Non si placano le polemiche per le immagini postate dal ministro israeliano della Sicurezza Ben Gvir, che mostrano i fermati della Flotilla derisi mentre erano inginocchiati e bendati. Il filmato finirà tra gli atti degli indagini della Procura di Roma per cui si ipotizza il sequestro di persona. Durissima la condanna delle istituzioni. Il presidente della Repubblica Mattarella parla di un "trattamento incivile di persone fermate illegalmente” e del gesto “infimo” di Gvir. “Inaccettabile, superata la linea rossa”, dicono la premier Meloni e il ministro Tajani. Convocato l'ambasciatore israeliano. Non solo. Tajani oggi ha anche fatto sapere di aver "formalmente chiesto all'Alto Rappresentante Kaja Kallas di includere nella prossima discussione dei ministri degli Esteri Ue l'adozione di sanzioni contro il ministro per la sicurezza nazionale israeliano", per gli "inaccettabili atti compiuti contro la Flotilla, prelevando gli attivisti in acque internazionali e sottoponendoli a vessazioni e umiliazioni, violando i più elementari diritti umani". Intanto, fa sapere la Farnesina, tutti i partecipanti alla missione, inclusi tutti i cittadini italiani, hanno lasciato Israele. Sono decollati dall'aeroporto di Eilat con tre voli charter Turkish, direzione Istanbul.
Sedici italiani della Flotilla saranno in Italia questa sera
Sono 28 gli attivisti italiani della Global Sumud Flotilla che sono stati espulsi da Israele, dove sono stati detenuti, e sono arrivati oggi pomeriggio a Istanbul con voli della Turkish Airlines. Sedici di loro sono in partenza questa sera dall'aeroporto di Istanbul per Roma e per Milano con dei voli sempre della Turkish Airlines, mentre gli altri 12 partiranno nei prossimi giorni. "Le persone che ho visto erano in condizioni decenti ma trattate molto male.
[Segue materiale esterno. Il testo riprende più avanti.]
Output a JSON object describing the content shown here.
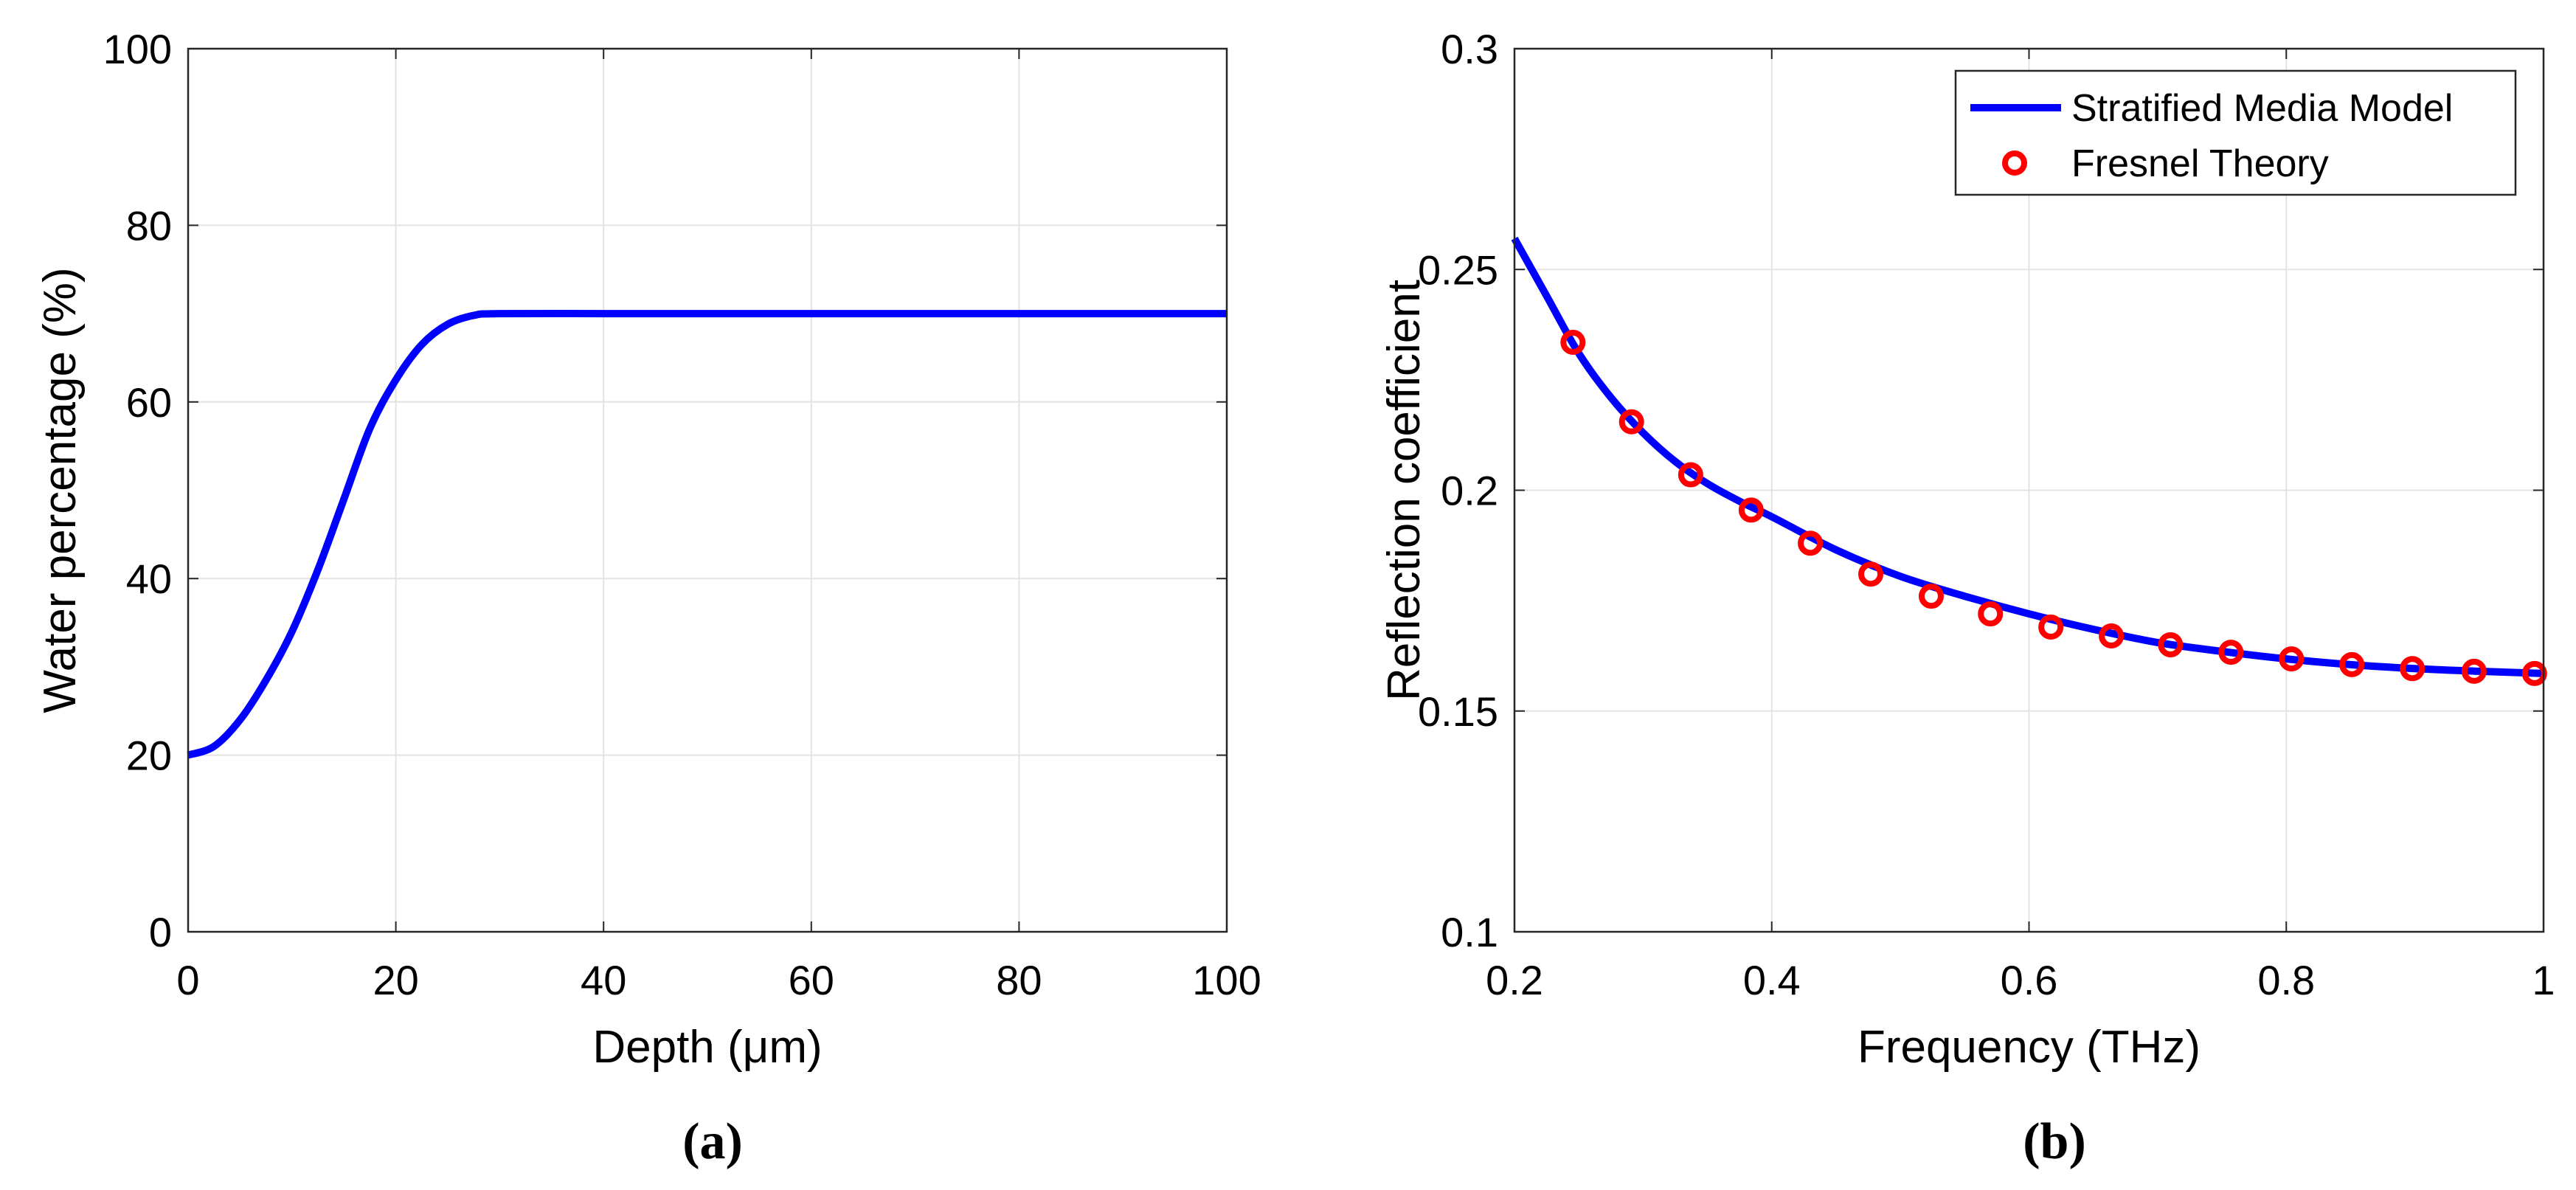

Il mio pensiero stamani, quando sono tornato in Italia, erano le persone rimaste lì. Dobbiamo andare tutti insieme, stasera, ad accogliere all'arrivo a Fiumicino i compagni dalla Turchia”, ha detto Alessandro Mantovani, il giornalista del Fatto quotidiano. L'arrivo dell'aereo, con a bordo gli altri italiani fermati da Israele, è previsto intorno alle 23.30.
Il racconto di Mantovani
Intanto in giornata Alessandro Mantovani, giornalista de Il Fatto Quotidiano, ha raccontato quanto successo dopo essere stato catturato da Israele, insieme a tutti gli altri 429 attivisti della Global Sumud Flotilla per Gaza. Presi "a botte", tra "persone con sospette fratture delle braccia e delle costole". "Quasi tutti quelli che passavano per il container di ingresso", aggiunge, "venivano picchiati e sentivamo le grida dall'esterno. Anche gli abbordaggi sono stati molto più violenti che in passato".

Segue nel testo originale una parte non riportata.